A securities class action has been filed in the USDC, N.D.CA.against Stitch Fix, Inc. (SFIX) on behalf of a class consisting of all persons and entities other than Defendants that purchased or otherwise acquired Stitch Fix securities between December 8, 2020 through March 8, 2022.
Stitch Fix sells a range of apparel, shoes, and accessories through its website and mobile application. Traditionally, Stitch Fix sold products as a “Fix,” through which the customer would receive a monthly box of items chosen by a personal stylist. The customer would not know specifically which items they were receiving but would have the option to return whichever items it did not want. The customer paid a $20 “styling fee” per Fix, and that fee would be applied to any of the items the customer chose to buy.

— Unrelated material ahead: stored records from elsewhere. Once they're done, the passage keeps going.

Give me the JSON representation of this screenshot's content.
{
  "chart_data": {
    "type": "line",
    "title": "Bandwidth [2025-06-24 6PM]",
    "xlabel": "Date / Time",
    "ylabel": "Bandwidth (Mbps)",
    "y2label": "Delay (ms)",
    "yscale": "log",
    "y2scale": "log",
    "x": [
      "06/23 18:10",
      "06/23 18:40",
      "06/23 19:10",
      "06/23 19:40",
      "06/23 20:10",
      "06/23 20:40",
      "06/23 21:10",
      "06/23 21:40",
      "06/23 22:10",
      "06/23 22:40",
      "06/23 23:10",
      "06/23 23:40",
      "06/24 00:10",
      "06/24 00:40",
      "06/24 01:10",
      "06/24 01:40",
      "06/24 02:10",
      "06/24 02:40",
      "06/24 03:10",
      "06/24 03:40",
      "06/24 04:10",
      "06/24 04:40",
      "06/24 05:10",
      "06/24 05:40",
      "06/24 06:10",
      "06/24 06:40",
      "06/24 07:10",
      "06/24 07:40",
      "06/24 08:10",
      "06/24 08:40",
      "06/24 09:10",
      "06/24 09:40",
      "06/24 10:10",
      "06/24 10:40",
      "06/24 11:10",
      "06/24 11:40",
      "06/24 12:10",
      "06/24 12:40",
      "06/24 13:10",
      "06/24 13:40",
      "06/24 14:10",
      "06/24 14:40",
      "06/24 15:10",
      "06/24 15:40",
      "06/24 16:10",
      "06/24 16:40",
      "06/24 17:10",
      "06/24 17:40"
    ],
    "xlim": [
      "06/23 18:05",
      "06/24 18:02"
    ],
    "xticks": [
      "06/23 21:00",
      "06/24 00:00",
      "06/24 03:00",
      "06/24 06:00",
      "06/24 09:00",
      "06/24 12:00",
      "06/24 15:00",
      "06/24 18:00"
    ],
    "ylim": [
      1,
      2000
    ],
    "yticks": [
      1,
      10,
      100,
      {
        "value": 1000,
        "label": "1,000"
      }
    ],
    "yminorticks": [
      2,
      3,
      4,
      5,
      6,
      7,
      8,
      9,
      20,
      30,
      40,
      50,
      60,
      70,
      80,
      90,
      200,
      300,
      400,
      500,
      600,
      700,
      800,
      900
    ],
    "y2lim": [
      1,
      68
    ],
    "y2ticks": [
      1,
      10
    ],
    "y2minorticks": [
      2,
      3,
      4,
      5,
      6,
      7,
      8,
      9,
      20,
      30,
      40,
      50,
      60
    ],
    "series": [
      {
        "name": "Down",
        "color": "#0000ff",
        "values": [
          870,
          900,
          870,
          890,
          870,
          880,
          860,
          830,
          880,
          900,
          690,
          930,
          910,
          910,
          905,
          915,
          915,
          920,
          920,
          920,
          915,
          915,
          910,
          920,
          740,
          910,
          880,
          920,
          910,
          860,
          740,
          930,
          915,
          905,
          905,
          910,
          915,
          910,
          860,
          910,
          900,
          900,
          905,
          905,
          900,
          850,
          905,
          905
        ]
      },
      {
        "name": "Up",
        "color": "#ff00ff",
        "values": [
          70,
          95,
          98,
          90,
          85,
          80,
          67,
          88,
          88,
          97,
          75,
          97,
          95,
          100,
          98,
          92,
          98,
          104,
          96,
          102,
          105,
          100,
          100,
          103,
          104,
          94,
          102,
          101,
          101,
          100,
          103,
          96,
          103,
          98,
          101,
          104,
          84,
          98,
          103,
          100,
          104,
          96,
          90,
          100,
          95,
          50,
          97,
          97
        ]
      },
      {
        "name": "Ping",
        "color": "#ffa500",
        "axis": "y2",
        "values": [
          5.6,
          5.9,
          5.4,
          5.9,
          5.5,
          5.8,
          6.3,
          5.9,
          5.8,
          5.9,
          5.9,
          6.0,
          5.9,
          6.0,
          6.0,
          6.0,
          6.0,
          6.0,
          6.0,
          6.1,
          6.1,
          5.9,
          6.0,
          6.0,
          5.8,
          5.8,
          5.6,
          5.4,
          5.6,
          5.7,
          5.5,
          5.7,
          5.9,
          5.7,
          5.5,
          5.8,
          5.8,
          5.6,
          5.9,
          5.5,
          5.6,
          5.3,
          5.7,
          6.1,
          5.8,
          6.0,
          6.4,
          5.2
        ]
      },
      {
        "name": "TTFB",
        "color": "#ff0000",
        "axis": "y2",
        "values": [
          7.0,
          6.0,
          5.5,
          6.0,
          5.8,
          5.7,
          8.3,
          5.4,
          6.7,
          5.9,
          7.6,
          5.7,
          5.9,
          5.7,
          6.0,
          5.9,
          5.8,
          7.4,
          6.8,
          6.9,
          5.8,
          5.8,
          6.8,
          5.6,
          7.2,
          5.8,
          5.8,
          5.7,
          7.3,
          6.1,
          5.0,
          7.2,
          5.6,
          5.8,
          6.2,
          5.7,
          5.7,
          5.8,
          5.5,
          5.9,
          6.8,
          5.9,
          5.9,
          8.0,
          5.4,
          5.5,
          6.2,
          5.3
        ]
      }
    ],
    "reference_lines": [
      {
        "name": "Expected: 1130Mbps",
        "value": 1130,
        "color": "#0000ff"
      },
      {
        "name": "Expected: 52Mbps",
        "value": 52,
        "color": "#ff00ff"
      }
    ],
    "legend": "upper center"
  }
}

Prior to the Class Period, in 2019, Stitch Fix announced a new direct-buy retail component, eventually named “Freestyle.” The Freestyle program allowed customers to shop the site for specific products, giving the customer more control over what items they received, but also removing the curation element that differentiated Stitch Fix from other e-retailers. The Freestyle program was first made available to a subset of existing Stitch Fix customers in 2020, and incrementally rolled out to all existing customers in early 2021. In September 2021, the Freestyle program was formally launched to new customers.
The complaint alleges that, throughout the Class Period, Stitch Fix made numerous false and misleading statements to investors concerning the synergy between the Company’s Fix and Freestyle programs, and repeatedly denied claims that the Freestyle program could cannibalize the Company’s legacy Fix business. Specifically, Stitch Fix repeatedly assured investors that the Company’s Freestyle business was “an additive experience” and “complimentary” to the Fix business, that “the combination of those two things will allow us to address many more types of clients,” and that “we see solid growth in both sides of the business.” In truth, throughout the Class Period, Stitch Fix concealed the fact that these programs were not complementary or additive. Stitch Fix knew that the Freestyle program would be much preferred to the Company’s original Fix model, and that the Freestyle program would inevitably cannibalize the Company’s legacy Fix business. As a result of these misrepresentations and omissions, Stitch Fix’s Class A common stock traded at artificially inflated prices during the Class Period.
The truth began to emerge on December 7, 2021, when Stitch Fix announced a loss for its first quarter of 2022 and cut its full-year revenue projections, and admitted for the first time that, as a result of the “expansion into Freestyle” the Company “may experience short-term impacts of cannibalization.” As a result of these disclosures, Stitch Fix’s share price declined by $5.97 per share, or 24%, from a closing price of $24.97 per share on December 7, 2021, to a closing price of $19.00 per share on December 8, 2021. However, Stitch Fix continued to assure investors that this was a short-term problem.
Then, on March 8, 2022, when Stitch Fix reported earnings for its second quarter of 2022, the Company offered a weak outlook for its third quarter of 2022 and cut its guidance for the full year. Stitch Fix attributed the guidance cut to “friction” between the Freestyle and Fix businesses.
As a result of this disclosure, the price of Stitch Fix stock declined by $0.67 per share, or 6%, from $11.01 per share to $10.34 per share.